Although ITR is the only wild element remaining in all of the ssAAV genome, its main secondary configurations are similar to that of the wild AAV. The complementary mutant ITR and 2 ending wild ITRs of scAAV might induce the sequence to form complementary configurations. This means that ITRs may be responsible for all special configurations. We therefore propose that special secondary configurations of wild-type ITR in 2 endings of the ssAAV genome might interfere with primer annealing during traditional qPCR and lead to underestimation. Both CAG promoter and pBGH of the ssAAV2 genome might interact with ITR. As a consequence, the configurations may affect the binding of primers, leading to varied template formation.

If the EGFP element is far away from the ITR in ssAAV, the influence would be weaker, resulting in a highest titer reading for EGFP primers. Although the lowest reading was found with pBGH primers, it may be that pBGH is much closer to the 2 ending ITRs. Nevertheless, the effect of complementary structure was greater than the 2 ending ITRs in scAAV2-EGFP, leading to the highest titers by using pBGH primers. Interestingly, titers obtained by using CB primer that was nearest to the mutant ITR were higher than those with EGFP primers. This phenomenon was similar to that found in a previous report [8]. It was assumed that the sequence of EGFP in the scAAV genome might form a special configuration that could also play an important role. The exact reasons for this require further investigation.

The AAV2 genome is the first and most common used in gene therapy. AAV2 is also a well characterized serotype. Therefore, it should become the first AAV reference standard material [20]. ITR is essential for AAV genome replication, second-strand synthesis, and genome packaging [22], with only a wild AAV2 genome element remaining in the AAV2-derived vector. As a result, variance exists in the titer of AAV2 in all investigations by traditional qPCR.
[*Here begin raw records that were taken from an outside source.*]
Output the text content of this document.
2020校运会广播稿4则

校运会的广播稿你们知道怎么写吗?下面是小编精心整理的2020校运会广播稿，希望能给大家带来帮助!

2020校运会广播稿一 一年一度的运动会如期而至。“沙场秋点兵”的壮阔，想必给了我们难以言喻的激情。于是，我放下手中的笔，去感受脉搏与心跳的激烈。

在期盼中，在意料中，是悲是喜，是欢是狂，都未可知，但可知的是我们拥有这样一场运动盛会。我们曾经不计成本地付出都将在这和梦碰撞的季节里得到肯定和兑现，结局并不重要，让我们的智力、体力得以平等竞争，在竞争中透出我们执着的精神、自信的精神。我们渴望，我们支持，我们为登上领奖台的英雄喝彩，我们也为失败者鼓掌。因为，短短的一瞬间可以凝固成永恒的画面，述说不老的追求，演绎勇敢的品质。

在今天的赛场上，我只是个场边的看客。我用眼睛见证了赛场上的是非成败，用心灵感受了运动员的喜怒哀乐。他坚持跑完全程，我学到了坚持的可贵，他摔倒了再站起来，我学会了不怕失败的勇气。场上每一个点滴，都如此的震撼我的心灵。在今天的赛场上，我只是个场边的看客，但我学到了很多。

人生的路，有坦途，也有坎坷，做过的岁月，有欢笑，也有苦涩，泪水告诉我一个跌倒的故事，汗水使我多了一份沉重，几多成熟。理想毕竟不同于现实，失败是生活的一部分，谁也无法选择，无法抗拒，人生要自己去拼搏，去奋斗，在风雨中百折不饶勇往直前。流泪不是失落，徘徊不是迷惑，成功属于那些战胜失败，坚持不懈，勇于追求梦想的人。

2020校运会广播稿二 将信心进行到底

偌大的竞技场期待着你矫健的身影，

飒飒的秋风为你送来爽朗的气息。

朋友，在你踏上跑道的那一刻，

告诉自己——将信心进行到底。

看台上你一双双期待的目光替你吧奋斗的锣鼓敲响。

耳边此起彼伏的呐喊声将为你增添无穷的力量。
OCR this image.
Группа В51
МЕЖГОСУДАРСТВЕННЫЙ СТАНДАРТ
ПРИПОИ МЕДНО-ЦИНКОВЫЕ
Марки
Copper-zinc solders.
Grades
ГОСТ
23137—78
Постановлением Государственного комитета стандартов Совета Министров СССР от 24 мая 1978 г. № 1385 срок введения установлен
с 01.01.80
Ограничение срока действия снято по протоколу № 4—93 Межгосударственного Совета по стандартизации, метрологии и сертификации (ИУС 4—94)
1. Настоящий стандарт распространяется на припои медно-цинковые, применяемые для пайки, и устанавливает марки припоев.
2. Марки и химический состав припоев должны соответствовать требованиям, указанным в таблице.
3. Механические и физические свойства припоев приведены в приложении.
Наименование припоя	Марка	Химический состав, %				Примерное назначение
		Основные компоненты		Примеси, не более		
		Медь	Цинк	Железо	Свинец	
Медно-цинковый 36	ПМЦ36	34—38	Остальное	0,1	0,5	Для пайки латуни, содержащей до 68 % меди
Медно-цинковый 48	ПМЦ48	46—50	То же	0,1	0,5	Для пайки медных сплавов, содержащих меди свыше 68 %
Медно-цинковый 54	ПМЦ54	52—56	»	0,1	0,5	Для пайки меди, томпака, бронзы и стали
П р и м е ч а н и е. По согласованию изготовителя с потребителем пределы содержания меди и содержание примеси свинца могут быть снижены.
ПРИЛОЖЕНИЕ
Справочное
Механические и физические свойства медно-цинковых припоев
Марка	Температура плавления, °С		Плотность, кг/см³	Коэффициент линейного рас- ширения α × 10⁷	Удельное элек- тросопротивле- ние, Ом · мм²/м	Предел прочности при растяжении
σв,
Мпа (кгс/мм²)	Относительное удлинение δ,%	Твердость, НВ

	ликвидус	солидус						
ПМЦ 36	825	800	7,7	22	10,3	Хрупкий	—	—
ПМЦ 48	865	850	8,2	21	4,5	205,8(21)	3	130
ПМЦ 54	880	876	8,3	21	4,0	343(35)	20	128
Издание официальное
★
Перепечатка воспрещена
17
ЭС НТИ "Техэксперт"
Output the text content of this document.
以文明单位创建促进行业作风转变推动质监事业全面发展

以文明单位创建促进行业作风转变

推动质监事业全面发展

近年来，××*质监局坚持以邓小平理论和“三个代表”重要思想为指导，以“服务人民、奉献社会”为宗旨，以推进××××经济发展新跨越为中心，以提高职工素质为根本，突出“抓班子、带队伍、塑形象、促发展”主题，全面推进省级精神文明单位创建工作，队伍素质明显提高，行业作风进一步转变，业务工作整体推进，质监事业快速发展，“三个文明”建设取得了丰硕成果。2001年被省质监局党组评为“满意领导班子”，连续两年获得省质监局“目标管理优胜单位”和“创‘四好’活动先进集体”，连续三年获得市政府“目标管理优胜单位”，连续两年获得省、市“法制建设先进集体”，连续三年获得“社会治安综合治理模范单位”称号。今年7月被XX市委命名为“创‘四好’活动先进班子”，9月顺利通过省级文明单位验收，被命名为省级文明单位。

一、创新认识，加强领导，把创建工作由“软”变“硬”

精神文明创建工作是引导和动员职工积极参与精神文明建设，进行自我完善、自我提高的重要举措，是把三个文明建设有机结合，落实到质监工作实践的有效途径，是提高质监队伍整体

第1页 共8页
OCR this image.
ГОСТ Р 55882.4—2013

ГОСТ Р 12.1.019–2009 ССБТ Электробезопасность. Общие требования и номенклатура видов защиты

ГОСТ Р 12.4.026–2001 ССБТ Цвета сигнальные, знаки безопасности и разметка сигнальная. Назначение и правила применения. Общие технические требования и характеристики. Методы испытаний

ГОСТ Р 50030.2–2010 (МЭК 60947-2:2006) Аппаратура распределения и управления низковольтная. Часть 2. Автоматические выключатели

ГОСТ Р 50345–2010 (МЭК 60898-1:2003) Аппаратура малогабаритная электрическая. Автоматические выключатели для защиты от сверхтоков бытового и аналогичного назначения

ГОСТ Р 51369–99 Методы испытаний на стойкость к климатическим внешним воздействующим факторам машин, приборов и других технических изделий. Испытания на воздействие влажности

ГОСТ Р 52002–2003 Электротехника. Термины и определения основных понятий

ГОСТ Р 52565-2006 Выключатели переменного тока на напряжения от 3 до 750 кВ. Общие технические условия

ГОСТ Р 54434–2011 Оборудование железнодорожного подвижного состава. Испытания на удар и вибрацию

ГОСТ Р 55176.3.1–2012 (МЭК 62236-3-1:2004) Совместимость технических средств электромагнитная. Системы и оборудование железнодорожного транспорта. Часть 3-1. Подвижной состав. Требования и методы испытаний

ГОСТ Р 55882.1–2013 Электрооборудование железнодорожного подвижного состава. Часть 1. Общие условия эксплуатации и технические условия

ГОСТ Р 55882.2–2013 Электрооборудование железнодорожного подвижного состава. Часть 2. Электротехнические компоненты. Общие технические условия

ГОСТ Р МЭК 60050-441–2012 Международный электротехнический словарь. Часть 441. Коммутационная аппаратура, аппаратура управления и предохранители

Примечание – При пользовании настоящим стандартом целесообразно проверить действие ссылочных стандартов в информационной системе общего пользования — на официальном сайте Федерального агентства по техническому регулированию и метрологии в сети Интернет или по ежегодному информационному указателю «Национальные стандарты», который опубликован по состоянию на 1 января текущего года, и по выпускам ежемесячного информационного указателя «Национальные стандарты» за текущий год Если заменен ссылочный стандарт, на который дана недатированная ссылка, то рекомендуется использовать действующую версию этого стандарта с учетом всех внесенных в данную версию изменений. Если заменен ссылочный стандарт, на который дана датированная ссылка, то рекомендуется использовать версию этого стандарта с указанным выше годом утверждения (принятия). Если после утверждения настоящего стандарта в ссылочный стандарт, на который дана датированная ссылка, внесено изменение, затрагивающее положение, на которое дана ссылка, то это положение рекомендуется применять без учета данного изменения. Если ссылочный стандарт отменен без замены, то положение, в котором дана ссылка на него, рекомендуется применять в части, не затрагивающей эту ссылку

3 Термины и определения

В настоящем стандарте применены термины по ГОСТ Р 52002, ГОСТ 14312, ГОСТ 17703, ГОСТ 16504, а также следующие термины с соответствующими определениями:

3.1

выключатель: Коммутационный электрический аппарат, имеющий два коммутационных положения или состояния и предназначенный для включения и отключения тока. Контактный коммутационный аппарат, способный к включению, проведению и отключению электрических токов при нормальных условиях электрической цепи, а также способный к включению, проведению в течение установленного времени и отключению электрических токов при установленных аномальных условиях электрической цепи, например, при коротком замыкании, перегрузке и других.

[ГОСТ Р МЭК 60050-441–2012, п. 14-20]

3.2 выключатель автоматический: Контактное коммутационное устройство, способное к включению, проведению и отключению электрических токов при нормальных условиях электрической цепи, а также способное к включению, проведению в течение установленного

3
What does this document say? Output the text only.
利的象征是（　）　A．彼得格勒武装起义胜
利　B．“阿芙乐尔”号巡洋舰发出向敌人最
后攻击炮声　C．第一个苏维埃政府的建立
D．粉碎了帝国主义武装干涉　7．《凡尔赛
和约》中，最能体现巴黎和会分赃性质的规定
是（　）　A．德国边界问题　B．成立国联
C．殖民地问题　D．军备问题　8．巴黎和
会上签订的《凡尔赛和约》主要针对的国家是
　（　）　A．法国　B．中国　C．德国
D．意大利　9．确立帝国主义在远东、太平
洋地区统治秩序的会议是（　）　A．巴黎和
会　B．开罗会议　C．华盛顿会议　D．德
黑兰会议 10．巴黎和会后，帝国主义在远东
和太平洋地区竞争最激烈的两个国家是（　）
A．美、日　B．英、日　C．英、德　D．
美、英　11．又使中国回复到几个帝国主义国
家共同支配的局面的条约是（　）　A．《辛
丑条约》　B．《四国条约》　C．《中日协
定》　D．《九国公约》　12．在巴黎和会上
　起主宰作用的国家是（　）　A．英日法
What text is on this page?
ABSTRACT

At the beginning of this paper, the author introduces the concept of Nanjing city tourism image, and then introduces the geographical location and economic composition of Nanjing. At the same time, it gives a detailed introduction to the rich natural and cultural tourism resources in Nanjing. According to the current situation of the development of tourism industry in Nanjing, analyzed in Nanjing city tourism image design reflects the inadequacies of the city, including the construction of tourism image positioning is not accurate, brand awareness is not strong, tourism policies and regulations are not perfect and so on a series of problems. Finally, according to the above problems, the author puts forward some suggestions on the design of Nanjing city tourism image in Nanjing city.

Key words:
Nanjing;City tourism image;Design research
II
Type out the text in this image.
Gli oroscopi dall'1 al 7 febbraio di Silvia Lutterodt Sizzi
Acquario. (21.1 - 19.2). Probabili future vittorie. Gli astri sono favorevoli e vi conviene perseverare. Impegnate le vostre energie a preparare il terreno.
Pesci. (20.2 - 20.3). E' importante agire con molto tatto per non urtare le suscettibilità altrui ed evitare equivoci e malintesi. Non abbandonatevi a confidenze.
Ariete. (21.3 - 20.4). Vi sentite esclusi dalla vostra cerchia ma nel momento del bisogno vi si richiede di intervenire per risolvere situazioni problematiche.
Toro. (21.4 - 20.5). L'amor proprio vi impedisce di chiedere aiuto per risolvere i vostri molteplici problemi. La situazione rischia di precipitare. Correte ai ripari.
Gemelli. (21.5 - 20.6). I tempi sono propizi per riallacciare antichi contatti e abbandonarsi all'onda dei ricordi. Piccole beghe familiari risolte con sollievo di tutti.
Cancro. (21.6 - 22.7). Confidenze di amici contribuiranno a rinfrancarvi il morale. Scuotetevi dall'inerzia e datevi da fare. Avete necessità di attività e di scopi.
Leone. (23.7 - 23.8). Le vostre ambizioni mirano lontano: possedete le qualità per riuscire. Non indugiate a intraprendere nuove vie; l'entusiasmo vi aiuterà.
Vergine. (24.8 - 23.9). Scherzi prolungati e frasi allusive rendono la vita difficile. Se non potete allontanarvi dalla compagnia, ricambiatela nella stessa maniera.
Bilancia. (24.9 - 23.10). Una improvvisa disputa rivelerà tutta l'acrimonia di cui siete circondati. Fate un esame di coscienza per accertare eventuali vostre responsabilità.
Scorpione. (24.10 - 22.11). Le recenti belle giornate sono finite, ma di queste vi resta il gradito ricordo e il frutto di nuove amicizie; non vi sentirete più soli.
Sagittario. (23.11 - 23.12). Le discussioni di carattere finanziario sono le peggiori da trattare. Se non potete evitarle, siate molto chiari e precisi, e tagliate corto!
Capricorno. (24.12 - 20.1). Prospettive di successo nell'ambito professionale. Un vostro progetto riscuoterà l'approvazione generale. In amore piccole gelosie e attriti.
A previous report described digestion of scAAV DNA prior to qPCR by SpeI or PstI endonuclease existing in the middle of scAAV2 genome could prevent the mutant ITR and complementary configuration in scAAV, and the titers measured were similar to dot-blot [9]. Nevertheless, the endonuclease positions might not exist in other scAAV2 genomes. Furthermore, after digestion, titers of vectors did not increase with the primers designed from near the 2 ending ITRs. The results of the present study show that after SmaI digestion, titers of vectors increased remarkably when using pBGH primers also designed from near 2 ending ITRs. All of these findings clearly indicated that configurations of the mutant ITR and also 2 ending ITRs could impair titration of qPCR, suggesting that endonuclease that did not exist within ITR could only eliminate complementary structure, but not the 2 ending ITR configurations. SmaI qPCR could overcome this hindrance.

Moreover, SmaI qPCR was suitable not only for ssAAV2 or scAAV2-EGFP but also other rAAV2, including other gene cDNA (Figure 4). In addition, the range of the detecting titer was very wide, from 3×107 to 7×109 V.G./μl in the present study. The SmaI qPCR method not only increased the titers, but also reduced the variation found in traditional qPCR for ssAAV2 and scAAV2 titration. Because the pBGH element was commonly used in almost all of scAAV2, it therefore would be better to choose these targeting pBGH primers in SmaI qPCR for scAAV2 titration.

Conclusions

In summary, special configurations of ITR could affect titers of all ssAAV2 and scAAV2 by traditional qPCR. Such an impact could be eliminated by incubation with SmaI prior to qPCR. Such a reliable and feasible qPCR strategy could increase titers remarkably and reduce titration variance for both AAVs, becoming a universal method to titrate all ssAAV2s and scAAV2s.